Le ministre ukrainien des Affaires étrangères, Dmytro Kouleba, a aussitôt dénoncé le début d'une "invasion de grande ampleur" par la Russie.

"De paisibles villes ukrainiennes sont en train d'être attaquées. C'est une guerre d'agression. L'Ukraine se défendra et gagnera. Le monde peut et doit arrêter Poutine. Il est temps d'agir maintenant", a-t-il tweeté.

L'Ukraine a également annoncé la fermeture de son espace aérien pour l'aviation civile, et le président ukrainien introduit la loi martiale.

Le président américain Joe Biden a dénoncé une "attaque injustifiée" qui provoquera "des souffrances et pertes de vies humaines". "Le monde exigera des comptes à la Russie", a-t-il promis. Le chef de l'Otan Jens Stoltenberg a condamné une "attaque téméraire et non provoquée" par la Russie. Et à l'ONU, l'Ukraine a demandé à la Russie de "mettre un terme à la guerre", tandis que la France dénonçait le "mépris" de la Russie à l'égard des Nations unies.

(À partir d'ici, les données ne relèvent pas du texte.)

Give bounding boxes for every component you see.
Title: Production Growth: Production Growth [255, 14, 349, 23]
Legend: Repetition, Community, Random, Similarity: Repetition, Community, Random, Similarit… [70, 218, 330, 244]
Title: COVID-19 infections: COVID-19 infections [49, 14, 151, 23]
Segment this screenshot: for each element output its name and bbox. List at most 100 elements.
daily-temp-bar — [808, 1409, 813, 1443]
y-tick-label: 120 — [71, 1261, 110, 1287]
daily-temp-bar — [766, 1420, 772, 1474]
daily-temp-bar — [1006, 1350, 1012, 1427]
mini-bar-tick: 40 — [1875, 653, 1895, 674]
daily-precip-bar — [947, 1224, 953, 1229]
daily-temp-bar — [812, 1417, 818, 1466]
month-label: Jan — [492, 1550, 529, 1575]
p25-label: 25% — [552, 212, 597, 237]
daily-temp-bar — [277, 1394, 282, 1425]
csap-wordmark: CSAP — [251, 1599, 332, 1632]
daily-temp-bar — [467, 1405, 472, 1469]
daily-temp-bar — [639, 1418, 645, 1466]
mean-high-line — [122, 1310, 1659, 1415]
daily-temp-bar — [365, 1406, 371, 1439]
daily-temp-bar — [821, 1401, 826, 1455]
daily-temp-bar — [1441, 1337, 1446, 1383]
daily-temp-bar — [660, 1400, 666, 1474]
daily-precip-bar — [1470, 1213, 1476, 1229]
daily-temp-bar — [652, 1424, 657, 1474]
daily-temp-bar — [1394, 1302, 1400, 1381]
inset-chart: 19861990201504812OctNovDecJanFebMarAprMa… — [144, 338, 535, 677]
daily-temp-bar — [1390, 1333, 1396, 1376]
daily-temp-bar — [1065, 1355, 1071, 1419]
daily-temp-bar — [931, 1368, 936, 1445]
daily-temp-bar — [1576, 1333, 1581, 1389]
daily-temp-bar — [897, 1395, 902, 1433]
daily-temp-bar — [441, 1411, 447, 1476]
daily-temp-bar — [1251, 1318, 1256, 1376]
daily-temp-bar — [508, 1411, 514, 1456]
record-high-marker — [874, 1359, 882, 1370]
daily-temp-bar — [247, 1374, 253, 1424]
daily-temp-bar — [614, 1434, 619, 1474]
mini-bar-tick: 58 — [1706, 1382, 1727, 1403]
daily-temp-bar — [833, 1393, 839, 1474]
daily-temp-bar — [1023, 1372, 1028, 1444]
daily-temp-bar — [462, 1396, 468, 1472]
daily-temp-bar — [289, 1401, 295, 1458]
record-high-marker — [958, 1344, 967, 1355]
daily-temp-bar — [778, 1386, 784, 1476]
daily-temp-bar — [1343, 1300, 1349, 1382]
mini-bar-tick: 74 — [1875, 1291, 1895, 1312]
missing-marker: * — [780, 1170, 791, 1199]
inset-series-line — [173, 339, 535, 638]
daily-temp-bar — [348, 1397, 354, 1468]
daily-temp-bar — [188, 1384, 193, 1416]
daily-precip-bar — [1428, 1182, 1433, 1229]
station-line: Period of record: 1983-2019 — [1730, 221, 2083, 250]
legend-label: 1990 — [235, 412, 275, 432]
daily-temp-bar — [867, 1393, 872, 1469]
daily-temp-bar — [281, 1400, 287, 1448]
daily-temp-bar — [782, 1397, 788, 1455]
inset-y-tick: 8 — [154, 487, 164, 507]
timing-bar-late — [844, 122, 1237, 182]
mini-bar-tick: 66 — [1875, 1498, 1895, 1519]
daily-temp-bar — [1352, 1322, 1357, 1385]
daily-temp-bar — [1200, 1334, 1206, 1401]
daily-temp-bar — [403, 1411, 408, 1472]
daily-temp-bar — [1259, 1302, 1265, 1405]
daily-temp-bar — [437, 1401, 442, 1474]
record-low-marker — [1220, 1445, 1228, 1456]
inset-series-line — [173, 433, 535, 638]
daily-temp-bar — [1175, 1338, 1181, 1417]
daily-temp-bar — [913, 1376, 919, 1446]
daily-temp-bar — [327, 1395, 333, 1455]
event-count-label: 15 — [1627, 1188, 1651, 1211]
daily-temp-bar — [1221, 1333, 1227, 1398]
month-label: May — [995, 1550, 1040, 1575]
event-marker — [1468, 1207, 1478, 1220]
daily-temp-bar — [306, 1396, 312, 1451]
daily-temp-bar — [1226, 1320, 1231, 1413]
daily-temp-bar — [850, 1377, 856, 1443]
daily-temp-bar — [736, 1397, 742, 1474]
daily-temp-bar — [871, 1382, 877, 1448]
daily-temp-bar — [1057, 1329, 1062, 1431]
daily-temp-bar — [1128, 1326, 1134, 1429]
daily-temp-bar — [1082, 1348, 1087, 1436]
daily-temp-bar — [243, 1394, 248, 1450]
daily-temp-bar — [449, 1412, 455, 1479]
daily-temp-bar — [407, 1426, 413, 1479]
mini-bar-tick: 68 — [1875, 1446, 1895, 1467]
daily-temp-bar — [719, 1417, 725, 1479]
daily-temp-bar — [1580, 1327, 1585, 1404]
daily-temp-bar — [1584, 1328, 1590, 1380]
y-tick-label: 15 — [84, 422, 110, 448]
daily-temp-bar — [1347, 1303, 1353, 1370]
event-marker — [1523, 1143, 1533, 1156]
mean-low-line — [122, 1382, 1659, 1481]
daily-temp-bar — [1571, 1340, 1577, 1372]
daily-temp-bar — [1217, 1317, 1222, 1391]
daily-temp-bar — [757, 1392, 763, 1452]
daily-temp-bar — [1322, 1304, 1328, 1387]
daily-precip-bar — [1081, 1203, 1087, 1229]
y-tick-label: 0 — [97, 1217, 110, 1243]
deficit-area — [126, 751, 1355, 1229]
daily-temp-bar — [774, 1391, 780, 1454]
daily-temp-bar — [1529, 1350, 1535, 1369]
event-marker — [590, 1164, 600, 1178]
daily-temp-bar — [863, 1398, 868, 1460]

Poutine vise une "dénazification de l'Ukraine"

"Nous nous efforcerons d'arriver à une démilitarisation et une dénazification de l'Ukraine", a dit le maître du Kremlin assis à un bureau en bois sombre, promettant de conduire "au tribunal ceux qui ont commis de nombreux crimes, responsables de l'effusion de sang de civils, notamment des citoyens russes".

"Nous n'avons pas dans nos plans une occupation des territoires ukrainiens, nous ne comptons imposer rien par la force à personne", a-t-il assuré, appelant les militaires ukrainiens "à déposer les armes".

Puis, il s'est adressé à ceux "qui tenteraient d'interférer avec nous (...) ils doivent savoir que la réponse de la Russie sera immédiate et conduira à des conséquences que vous n'avez encore jamais connues".